Das pflanzlich gegerbte Rindsleder und das Birkenholz legen den Fokus auf die natürliche Schönheit der Materialien. Sie sind körpernah und warm, sie wirken lebendig. Es erfolgt eine Personifizierung durch die Nutzung. Spuren der Zeit werden auf dem Leder sichtbar und machen jeden Hocker einzigartig. Zudem lassen sich der Bezug sowie auch alle anderen Teile austauschen. Aktuell ist eine Veggie-Variante aus Leinengewebe in Planung. Die Transparenz des Projektes, in dessen Rahmen der Hocker entstanden ist, ermöglicht den direkten Kontakt zum Hersteller bei Reparatubedarf (siehe Abschnitt Haus Brandenburg). Als Flatpack lässt sich TRAB gut lagern, transportieren und verschicken. Im zerlegten Zustand passt dieser in einen herkömmlichen Jutebeutel.

Den Korpus fertigt Victoria Einrichtungen in Bad Belzig, nicht weit von dort in Treuenbrietzen verarbeitet die Sattlerei Mauer das Leder. In naher Zukunft wird TRAB über soucisans.com vertrieben.
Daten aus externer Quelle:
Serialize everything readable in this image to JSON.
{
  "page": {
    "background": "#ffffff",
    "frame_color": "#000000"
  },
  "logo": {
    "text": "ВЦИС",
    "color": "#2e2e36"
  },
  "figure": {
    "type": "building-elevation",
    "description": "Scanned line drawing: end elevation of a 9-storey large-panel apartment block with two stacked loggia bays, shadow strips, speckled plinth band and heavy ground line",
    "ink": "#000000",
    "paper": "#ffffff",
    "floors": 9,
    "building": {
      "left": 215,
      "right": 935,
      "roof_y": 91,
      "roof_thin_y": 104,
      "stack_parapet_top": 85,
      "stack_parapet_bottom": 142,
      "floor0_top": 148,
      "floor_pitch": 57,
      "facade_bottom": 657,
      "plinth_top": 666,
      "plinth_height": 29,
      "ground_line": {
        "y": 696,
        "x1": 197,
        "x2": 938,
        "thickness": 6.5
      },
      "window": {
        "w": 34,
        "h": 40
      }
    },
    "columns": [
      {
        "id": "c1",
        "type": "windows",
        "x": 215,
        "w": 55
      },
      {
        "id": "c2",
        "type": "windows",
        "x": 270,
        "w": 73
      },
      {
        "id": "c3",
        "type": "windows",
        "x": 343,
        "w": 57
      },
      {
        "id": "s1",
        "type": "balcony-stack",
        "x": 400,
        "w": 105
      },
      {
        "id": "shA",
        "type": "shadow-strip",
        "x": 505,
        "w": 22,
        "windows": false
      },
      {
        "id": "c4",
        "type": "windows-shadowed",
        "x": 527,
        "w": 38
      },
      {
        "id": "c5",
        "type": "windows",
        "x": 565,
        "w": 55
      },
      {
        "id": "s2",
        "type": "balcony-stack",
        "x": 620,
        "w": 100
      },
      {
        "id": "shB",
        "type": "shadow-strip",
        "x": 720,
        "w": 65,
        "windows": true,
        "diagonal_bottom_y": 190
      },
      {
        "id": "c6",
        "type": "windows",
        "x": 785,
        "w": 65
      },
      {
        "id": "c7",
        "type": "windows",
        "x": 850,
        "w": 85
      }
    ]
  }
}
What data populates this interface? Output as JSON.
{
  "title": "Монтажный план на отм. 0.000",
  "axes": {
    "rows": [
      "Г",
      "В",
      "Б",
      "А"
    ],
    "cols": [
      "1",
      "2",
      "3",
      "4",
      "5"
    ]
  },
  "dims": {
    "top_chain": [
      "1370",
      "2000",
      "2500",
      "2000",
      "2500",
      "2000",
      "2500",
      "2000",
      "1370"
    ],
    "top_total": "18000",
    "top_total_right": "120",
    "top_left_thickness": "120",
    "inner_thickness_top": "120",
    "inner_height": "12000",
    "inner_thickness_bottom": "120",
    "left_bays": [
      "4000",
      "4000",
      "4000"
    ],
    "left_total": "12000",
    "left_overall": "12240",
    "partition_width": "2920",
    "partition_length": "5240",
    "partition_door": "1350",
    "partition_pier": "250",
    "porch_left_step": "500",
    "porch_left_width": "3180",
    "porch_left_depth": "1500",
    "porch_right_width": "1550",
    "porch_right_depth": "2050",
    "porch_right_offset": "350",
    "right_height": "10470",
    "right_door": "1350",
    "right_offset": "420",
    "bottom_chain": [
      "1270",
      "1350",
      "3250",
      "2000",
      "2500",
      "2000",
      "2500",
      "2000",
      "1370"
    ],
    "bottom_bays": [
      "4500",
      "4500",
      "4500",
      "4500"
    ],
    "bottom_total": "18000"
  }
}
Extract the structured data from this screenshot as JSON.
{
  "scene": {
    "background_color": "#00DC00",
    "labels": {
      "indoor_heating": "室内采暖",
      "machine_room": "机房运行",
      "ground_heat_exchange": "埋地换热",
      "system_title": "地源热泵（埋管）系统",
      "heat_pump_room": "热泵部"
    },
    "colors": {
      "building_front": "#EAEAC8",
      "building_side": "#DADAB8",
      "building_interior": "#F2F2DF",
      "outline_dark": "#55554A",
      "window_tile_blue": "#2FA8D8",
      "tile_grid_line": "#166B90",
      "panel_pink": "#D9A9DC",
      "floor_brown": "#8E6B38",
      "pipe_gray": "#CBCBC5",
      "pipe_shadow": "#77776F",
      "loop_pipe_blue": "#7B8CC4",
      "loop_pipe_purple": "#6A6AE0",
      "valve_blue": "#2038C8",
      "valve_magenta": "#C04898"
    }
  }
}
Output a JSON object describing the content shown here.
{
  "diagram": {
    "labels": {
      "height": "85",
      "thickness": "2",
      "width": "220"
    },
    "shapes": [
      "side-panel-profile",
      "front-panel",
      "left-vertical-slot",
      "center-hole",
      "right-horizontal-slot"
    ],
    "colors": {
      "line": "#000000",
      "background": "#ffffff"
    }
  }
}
Entstanden ist der Entwurf im Rahmen des „Haus Brandenburg“, einer Initiative der Fachhochschule Potsdam. Als Mitinitiatorin von „Haus Brandenburg“ entwickelte ich die Plattform mit und agierte zeitgleich auf ihr als Gestalterin. Anders als in vorherigen Entwurfsprojekten wendeten wir uns nicht mit einem Entwurf an den Hersteller, damit dieser ihn dann im besten Falle produzierte – nein, wir lernten die Handwerker kennen, ihre Fähigkeiten und Persönlichkeiten, wir bekamen einen Einblick in ihre Spezialisierungen und die Ausstattung ihrer Werkstätten. Erst dann entwarfen wir in stetigem Austausch mit ihnen die Objekte, die das Haus Brandenburg bereits auf zahlreichen Ausstellungen der Öffentlichkeit zeigen konnte. Der Austausch mit den Herstellern des Hockers ließ mich die Leidenschaft für das Material spüren und erleben, mit welcher Hingabe sie das Material bearbeiten und die Erfahrung der jahrelangen Auseinandersetzung jeden Handgriff gefestigt hatte.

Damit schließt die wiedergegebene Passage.